OTTAWA — Le gouvernement fédéral affirme qu’il a resserré les règles applicables aux avions russes, depuis qu’un avion de ligne commercial a pu contourner l’interdiction de pénétrer dans l’espace aérien canadien, à la fin du mois dernier, en prétendant à tort qu’il s’agissait d’un «vol humanitaire».
Le vol 111 d’Aeroflot, qui assurait la liaison entre Miami et Moscou, avait été autorisé à traverser l’espace aérien canadien, le 27 février dernier, alors qu’Ottawa venait d’interdire le jour même tout survol d’avions russes, en représailles à l’invasion de l’Ukraine par l’armée de Vladimir Poutine, qui avait commencé trois jours plus tôt.
Des responsables avaient expliqué alors que le vol 111 d’Aeroflot avait été autorisé à pénétrer dans l’espace aérien canadien parce qu’il s’était identifié comme «vol humanitaire», une désignation qui aurait été délibérément falsifiée, a suggéré lundi le directeur général de l’aviation civile à Transports Canada.
Alors que le ministère poursuit son enquête, Nicholas Robinson a suggéré devant le Comité permanent des transports des Communes que selon les responsables, Aeroflot a utilisé la désignation humanitaire pour «contourner» l’interdiction de vol du Canada.

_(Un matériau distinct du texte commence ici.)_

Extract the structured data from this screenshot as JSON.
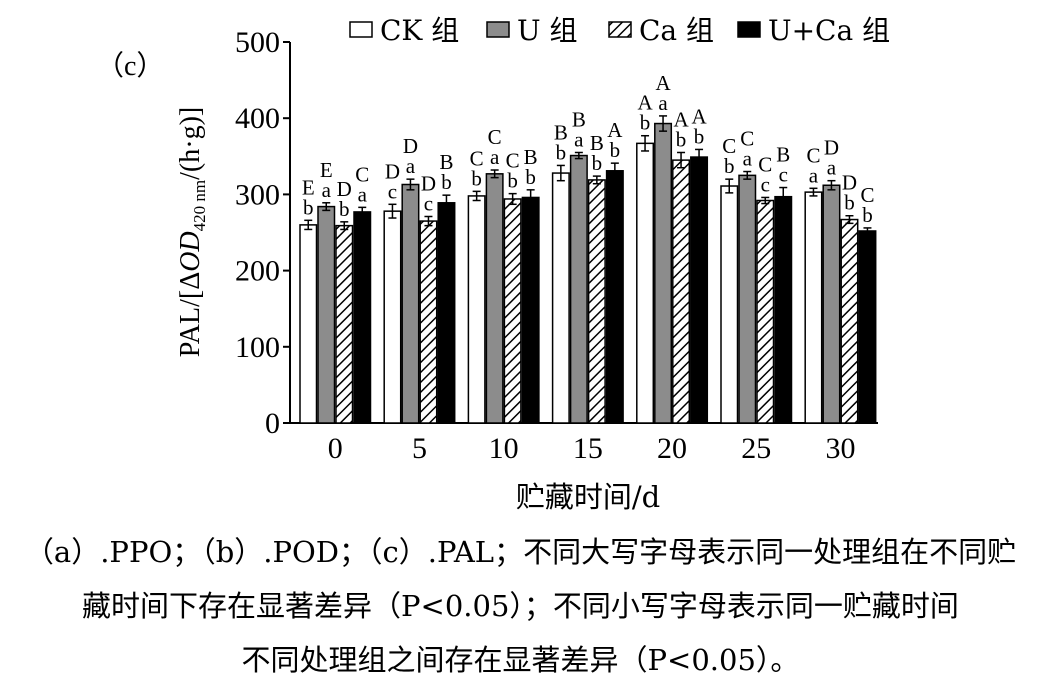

«Les vols humanitaires sont destinés aux urgences (…) et dans ce cas-ci, nous ne voyons pas (l’urgence)», a indiqué M. Robinson.
La décision de laisser entrer le vol d’Aeroflot dans l’espace aérien canadien en raison de sa désignation «humanitaire» semble avoir été le résultat d’une confusion entre le gouvernement fédéral et Nav Canada, qui supervise le contrôle du trafic aérien dans tout le pays.
Le ministre des Transports, Omar Alghabra, a déclaré aux membres du comité, lundi, que la décision du gouvernement de fermer l’espace aérien canadien aux avions russes ne prévoyait aucune exemption pour les vols humanitaires. «C’est pourquoi une enquête est en cours sur ce qui s’est passé et comment ça s’est passé, a déclaré M. Alghabra. J’ai eu des conversations avec Nav Canada à ce sujet.»
Mais le vice-président et chef de la direction de l’exploitation de Nav Canada, Ben Girard, a déclaré au comité que les responsables avaient suivi les règles existantes de l’organisation, qui autorisent tous les vols humanitaires dans l’espace aérien canadien — ce qui, selon lui, a été confirmé par une enquête. Or, selon M. Girard, ce n’est que plus tard que l’interdiction fédérale sur les avions russes a été «clarifiée» pour bannir aussi les vols humanitaires.
55 vols russes déroutés
M. Girard a par ailleurs révélé lundi que Nav Canada ne disposait d’aucun pouvoir réel pour empêcher les avions russes de pénétrer dans l’espace aérien canadien. Toute infraction est plutôt signalée à Transports Canada, qui travaille ensuite avec la police et l’armée pour intervenir.
Les membres du comité des Communes ont également appris qu’avant l’interdiction du gouvernement, environ 140 avions russes traversaient l’espace aérien canadien chaque semaine. Après l’interdiction, 55 vols russes ont été déroutés en dehors de l’espace aérien canadien en une semaine, entre le 28 février et le 7 mars.
Sur les mers, environ 75 bateaux ont également été touchés par la fermeture des eaux canadiennes aux navires appartenant à des Russes et battant pavillon russe.
D’autre part, le ministre Alghabra a reconnu lundi qu’Air Canada et d’autres transporteurs faisaient face à des coûts plus élevés et à des itinéraires plus longs vers des destinations asiatiques telles que l’Inde et la Corée du Sud, en raison de la fermeture par la Russie de son propre espace aérien aux avions canadiens, en représailles.
«Ils ont dû dérouter la plupart ou la totalité de leurs vols qui survolaient généralement la Russie, a-t-il déclaré aux députés. Ainsi, des vols directs vers l’Inde passent maintenant par l’Europe, à savoir l’Irlande. Et cela ajoute un peu de temps et des coûts.»
Mais le ministre a estimé que les compagnies aériennes et les voyageurs canadiens appuyaient massivement l’interdiction par Ottawa des avions russes, dans le cadre de ses efforts pour punir Moscou de l’invasion de l’Ukraine.